Comparative Arts and Letters

Abstract

When the Spanish launched a conquest on the Maya empire in the 16th century, the Maya suffered devastating blows to their livelihood and culture. Perhaps the most injurious effect of this conquest was the loss of the Maya languages as the Maya were forced to converse and write only in Spanish and their written works were destroyed. It has been said, “When a language dies, a possible world dies with it.”1 After the Spanish conquest, it was only a few generations until the once highly advanced Maya language was transformed to a mere oral tradition spoken only by the elderly. As a result, the few rare Maya scripts that survived the conquests were unreadable, and the history of the Maya people, their world so to speak, was lost behind a great language barrier. Fortunately, after centuries of research to recover the dying language, modern day scholars and Maya communities can now read most of the ancient glyphs.2 However, only in the past fifty years have scholars become interested in, not only what is written in ancient Maya texts, but also how those ideas are presented.
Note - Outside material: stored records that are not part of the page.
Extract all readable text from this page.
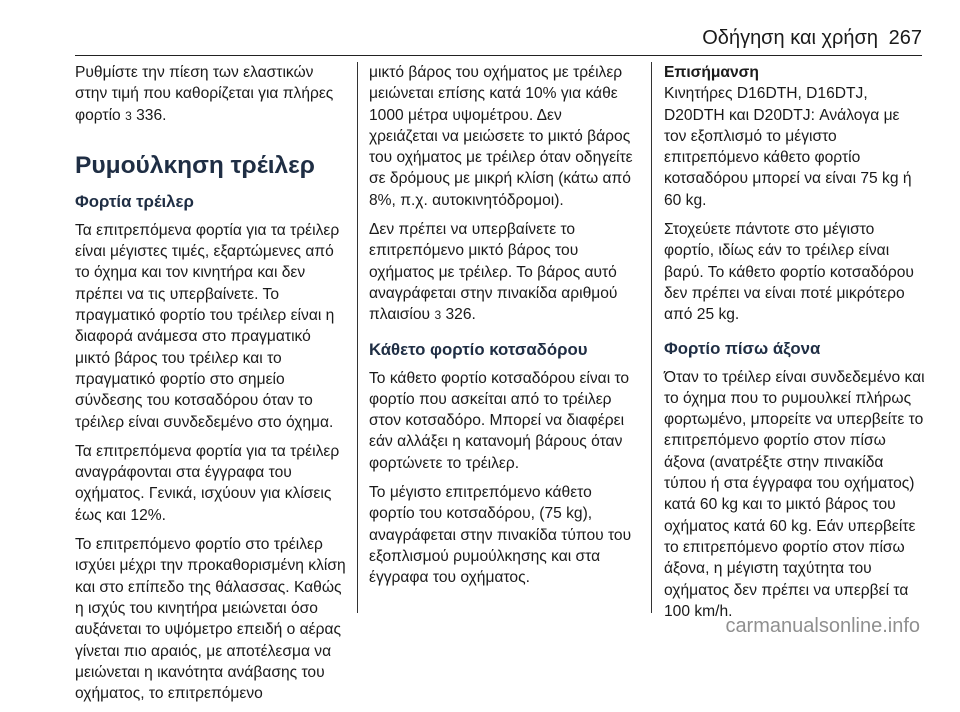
Οδήγηση και χρήση 267

Ρυθμίστε την πίεση των ελαστικών στην τιμή που καθορίζεται για πλήρες φορτίο 3 336.

Ρυμούλκηση τρέιλερ
Φορτία τρέιλερ

Τα επιτρεπόμενα φορτία για τα τρέιλερ είναι μέγιστες τιμές, εξαρτώμενες από το όχημα και τον κινητήρα και δεν πρέπει να τις υπερβαίνετε. Το πραγματικό φορτίο του τρέιλερ είναι η διαφορά ανάμεσα στο πραγματικό μικτό βάρος του τρέιλερ και το πραγματικό φορτίο στο σημείο σύνδεσης του κοτσαδόρου όταν το τρέιλερ είναι συνδεδεμένο στο όχημα.

Τα επιτρεπόμενα φορτία για τα τρέιλερ αναγράφονται στα έγγραφα του οχήματος. Γενικά, ισχύουν για κλίσεις έως και 12%.

Το επιτρεπόμενο φορτίο στο τρέιλερ ισχύει μέχρι την προκαθορισμένη κλίση και στο επίπεδο της θάλασσας. Καθώς η ισχύς του κινητήρα μειώνεται όσο αυξάνεται το υψόμετρο επειδή ο αέρας γίνεται πιο αραιός, με αποτέλεσμα να μειώνεται η ικανότητα ανάβασης του οχήματος, το επιτρεπόμενο

μικτό βάρος του οχήματος με τρέιλερ μειώνεται επίσης κατά 10% για κάθε 1000 μέτρα υψομέτρου. Δεν χρειάζεται να μειώσετε το μικτό βάρος του οχήματος με τρέιλερ όταν οδηγείτε σε δρόμους με μικρή κλίση (κάτω από 8%, π.χ. αυτοκινητόδρομοι).

Δεν πρέπει να υπερβαίνετε το επιτρεπόμενο μικτό βάρος του οχήματος με τρέιλερ. Το βάρος αυτό αναγράφεται στην πινακίδα αριθμού πλαισίου 3 326.

Κάθετο φορτίο κοτσαδόρου

Το κάθετο φορτίο κοτσαδόρου είναι το φορτίο που ασκείται από το τρέιλερ στον κοτσαδόρο. Μπορεί να διαφέρει εάν αλλάξει η κατανομή βάρους όταν φορτώνετε το τρέιλερ.

Το μέγιστο επιτρεπόμενο κάθετο φορτίο του κοτσαδόρου, (75 kg), αναγράφεται στην πινακίδα τύπου του εξοπλισμού ρυμούλκησης και στα έγγραφα του οχήματος.

Επισήμανση
Κινητήρες D16DTH, D16DTJ, D20DTH και D20DTJ: Ανάλογα με τον εξοπλισμό το μέγιστο επιτρεπόμενο κάθετο φορτίο κοτσαδόρου μπορεί να είναι 75 kg ή 60 kg.

Στοχεύετε πάντοτε στο μέγιστο φορτίο, ιδίως εάν το τρέιλερ είναι βαρύ. Το κάθετο φορτίο κοτσαδόρου δεν πρέπει να είναι ποτέ μικρότερο από 25 kg.

Φορτίο πίσω άξονα

Όταν το τρέιλερ είναι συνδεδεμένο και το όχημα που το ρυμουλκεί πλήρως φορτωμένο, μπορείτε να υπερβείτε το επιτρεπόμενο φορτίο στον πίσω άξονα (ανατρέξτε στην πινακίδα τύπου ή στα έγγραφα του οχήματος) κατά 60 kg και το μικτό βάρος του οχήματος κατά 60 kg. Εάν υπερβείτε το επιτρεπόμενο φορτίο στον πίσω άξονα, η μέγιστη ταχύτητα του οχήματος δεν πρέπει να υπερβεί τα 100 km/h.

carmanualsonline.info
As researchers have studied the ancient Maya languages in greater depth, they have found that through centuries of storytelling tradition, Maya culture has adopted an artistically poetic narrative style, and the poetic forms embedded within a text can add great insight to the culture of the ancient Maya. For this study, I chose to conduct some research on a Maya script titled El Título de Totonicapán in order to gain a deeper understanding of how poetic structures in the text can reveal greater insight on the culture and history of the Maya people.